- Production targets for the electric truck are reduced by about two-thirds to align supply with demand.
- The Rouge Electric Vehicle Center in Michigan will see significant staff reductions due to production cuts, with many workers being transferred to other Ford plants or offered retirement packages.
- Ford’s CFO acknowledges slower EV market growth, emphasizing the need for stricter cost controls in the company’s EV division.
Ford is significantly scaling back its production ambitions for the F-150 Lightning in an effort to align supply with demand. The automaker will reduce staff on the truck’s production line, slashing its production targets by about two-thirds.
The Rouge Electric Vehicle Center in Dearborn, Michigan, was supposed to have up to three shifts run by around 2,100 workers. As of April 1, just a third of those will remain on site, while 700 will be transferred to Ford’s plant in Wayne, Michigan, to build the Bronco and the Ranger.
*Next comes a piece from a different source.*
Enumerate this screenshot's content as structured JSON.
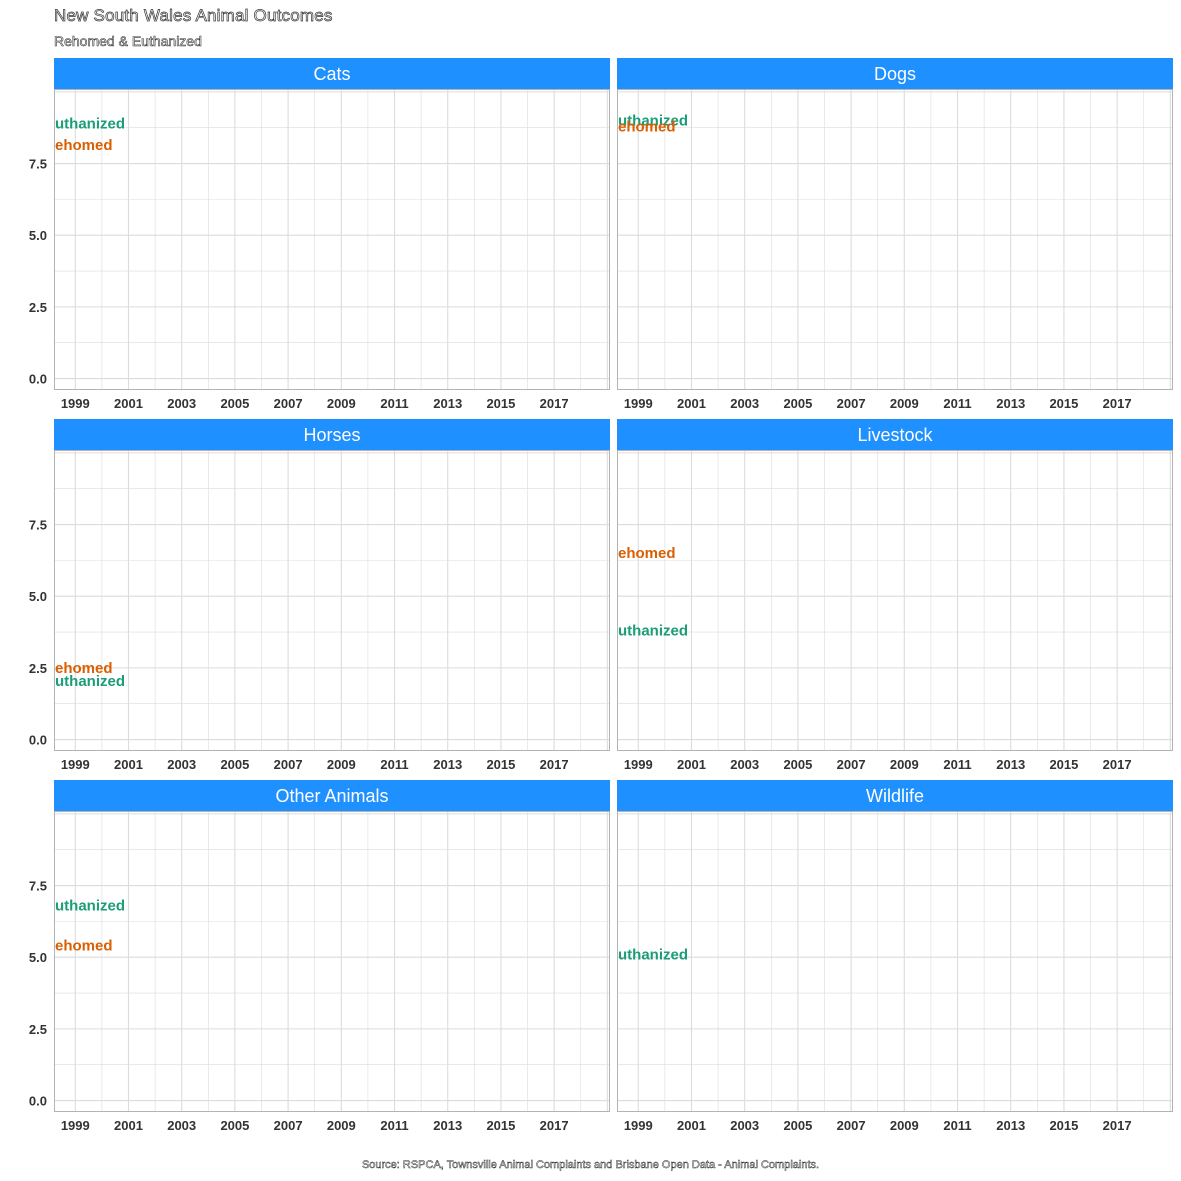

The remaining workers will either take a retirement package or accept reassignment to southeast Michigan.
“The Rouge Electric Vehicle Center, we call it REV-C, was ramping up their second crew. They’re now going to lay off that second crew and not put the third crew on,” Todd Dunn, president of UAW Local 862, said, per Freep. “Their intentions were to build 180,000-plus units. Right now, we’re looking at 55,000 units they’re gonna build.”
Ford has not confirmed production targets for the plant but said that production adjustments will not result in job losses for workers. The company added that dealers around the country have F-150 Lightnings in stock and that more are coming soon, because many new vehicles have been held for quality review since February 9.
Read: Ford Halts F-150 Lightning EV Shipments Over Unspecified Quality Issue
Separately, Ford’s finance chief, John Lawler, said that the company is working hard to match production with demand for electric vehicles. He said that, like many other automakers, Ford expected the EV segment to grow faster than it has.
“We are right-sizing our capacity and the investments that we’re putting into EVs. But it’s not a matter of ‘if,’ it’s a matter of ‘when,'” said Lawler. “We’re moving into the early majority. And the early majority is much less forgiving, and pricing is an issue.”
But pricing will have to be brought under control, he said. Ford Model e, the automaker’s electric vehicle unit, will have to “stand on its own”. Currently, the division costs the automaker billions and leans heavily on profits from its internal combustion and commercial units.
Becoming profitable won’t be a cakewalk for Ford’s EV division. Lawler said the company’s electric strategy assumes very stiff competition and that it is looking at radical changes to how it has built vehicles up until now.